Methods: Via bioinformatics approaches, we identified the target miRNA. Subsequently, CCK-8, cell cycle analysis, and flow cytometry were used to check the biological influences of miR-29c-3p on ESCA cells. TransmiR, mirDIP, miRPathDB, and miRDB databases were used as tools for the prediction of upstream transcription factors and downstream genes of miR-29c-3p. The targeting relationship of genes was detected via RNA immunoprecipitation and chromatin immunoprecipitation, which was further validated by dual-luciferase assay. Finally, in vitro experiments revealed the way E2F1/miR-29c-3p/COL11A1 affected sorafenib’s sensitivity, and in vivo experiments were used to verify the way E2F1 and sorafenib impacted ESCA tumor growth.

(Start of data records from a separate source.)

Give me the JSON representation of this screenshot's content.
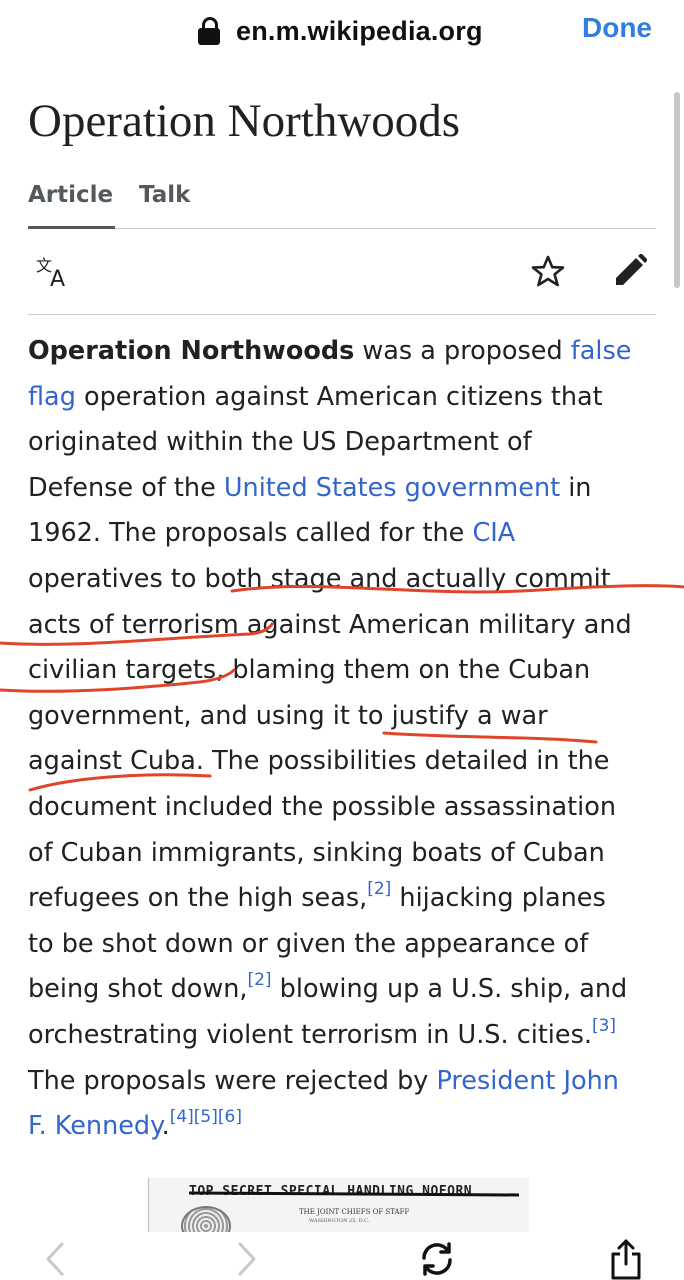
{
  "browser": {
    "url": "en.m.wikipedia.org",
    "done_label": "Done"
  },
  "page": {
    "title": "Operation Northwoods",
    "tabs": [
      {
        "label": "Article",
        "active": true
      },
      {
        "label": "Talk",
        "active": false
      }
    ],
    "tools": {
      "language_icon": "translate-icon",
      "watch_icon": "star-icon",
      "edit_icon": "pencil-icon"
    }
  },
  "article": {
    "lines": [
      {
        "s": [
          [
            "b",
            "Operation Northwoods"
          ],
          [
            "t",
            " was a proposed "
          ],
          [
            "a",
            "false"
          ]
        ]
      },
      {
        "s": [
          [
            "a",
            "flag"
          ],
          [
            "t",
            " operation against American citizens that"
          ]
        ]
      },
      {
        "s": [
          [
            "t",
            "originated within the US Department of"
          ]
        ]
      },
      {
        "s": [
          [
            "t",
            "Defense of the "
          ],
          [
            "a",
            "United States government"
          ],
          [
            "t",
            " in"
          ]
        ]
      },
      {
        "s": [
          [
            "t",
            "1962. The proposals called for the "
          ],
          [
            "a",
            "CIA"
          ]
        ]
      },
      {
        "s": [
          [
            "t",
            "operatives to both stage and actually commit"
          ]
        ]
      },
      {
        "s": [
          [
            "t",
            "acts of terrorism against American military and"
          ]
        ]
      },
      {
        "s": [
          [
            "t",
            "civilian targets, blaming them on the Cuban"
          ]
        ]
      },
      {
        "s": [
          [
            "t",
            "government, and using it to justify a war"
          ]
        ]
      },
      {
        "s": [
          [
            "t",
            "against Cuba. The possibilities detailed in the"
          ]
        ]
      },
      {
        "s": [
          [
            "t",
            "document included the possible assassination"
          ]
        ]
      },
      {
        "s": [
          [
            "t",
            "of Cuban immigrants, sinking boats of Cuban"
          ]
        ]
      },
      {
        "s": [
          [
            "t",
            "refugees on the high seas,"
          ],
          [
            "sup",
            "[2]"
          ],
          [
            "t",
            " hijacking planes"
          ]
        ]
      },
      {
        "s": [
          [
            "t",
            "to be shot down or given the appearance of"
          ]
        ]
      },
      {
        "s": [
          [
            "t",
            "being shot down,"
          ],
          [
            "sup",
            "[2]"
          ],
          [
            "t",
            " blowing up a U.S. ship, and"
          ]
        ]
      },
      {
        "s": [
          [
            "t",
            "orchestrating violent terrorism in U.S. cities."
          ],
          [
            "sup",
            "[3]"
          ]
        ]
      },
      {
        "s": [
          [
            "t",
            "The proposals were rejected by "
          ],
          [
            "a",
            "President John"
          ]
        ]
      },
      {
        "s": [
          [
            "a",
            "F. Kennedy"
          ],
          [
            "t",
            "."
          ],
          [
            "sup",
            "[4]"
          ],
          [
            "sup",
            "[5]"
          ],
          [
            "sup",
            "[6]"
          ]
        ]
      }
    ],
    "link_color": "#3366cc",
    "annotation_color": "#e0452a"
  },
  "document_image": {
    "header_text": "TOP SECRET SPECIAL HANDLING NOFORN",
    "sub_text": "THE JOINT CHIEFS OF STAFF",
    "sub_text2": "WASHINGTON 25, D.C."
  },
  "toolbar": {
    "back_icon": "chevron-left-icon",
    "forward_icon": "chevron-right-icon",
    "reload_icon": "reload-icon",
    "share_icon": "share-icon"
  }
}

Results: miR-29c-3p, downregulated in ESCA, could suppress ESCA cell viability, arrest the cell cycle in the G0/G1 phase, and impel apoptosis. E2F1 was found to be upregulated in ESCA and it could abate the transcriptional activity of miR-29c-3p. COL11A1 was found to be a downstream target of miR-29c-3p to enhance cell viability, induce cell cycle arrest in S phase, and constrain apoptosis. Cellular and animal experiments together demonstrated that E2F1 abated the sorafenib’s sensitivity of ESCA cells via miR-29c-3p/COL11A1.
Conclusion: E2F1 affected the viability, cell cycle, and apoptosis of ESCA cells by modulating miR-29c-3p/COL11A1, and it attenuated the sensitivity of ESCA cells to sorafenib, shedding new light on the treatment of ESCA.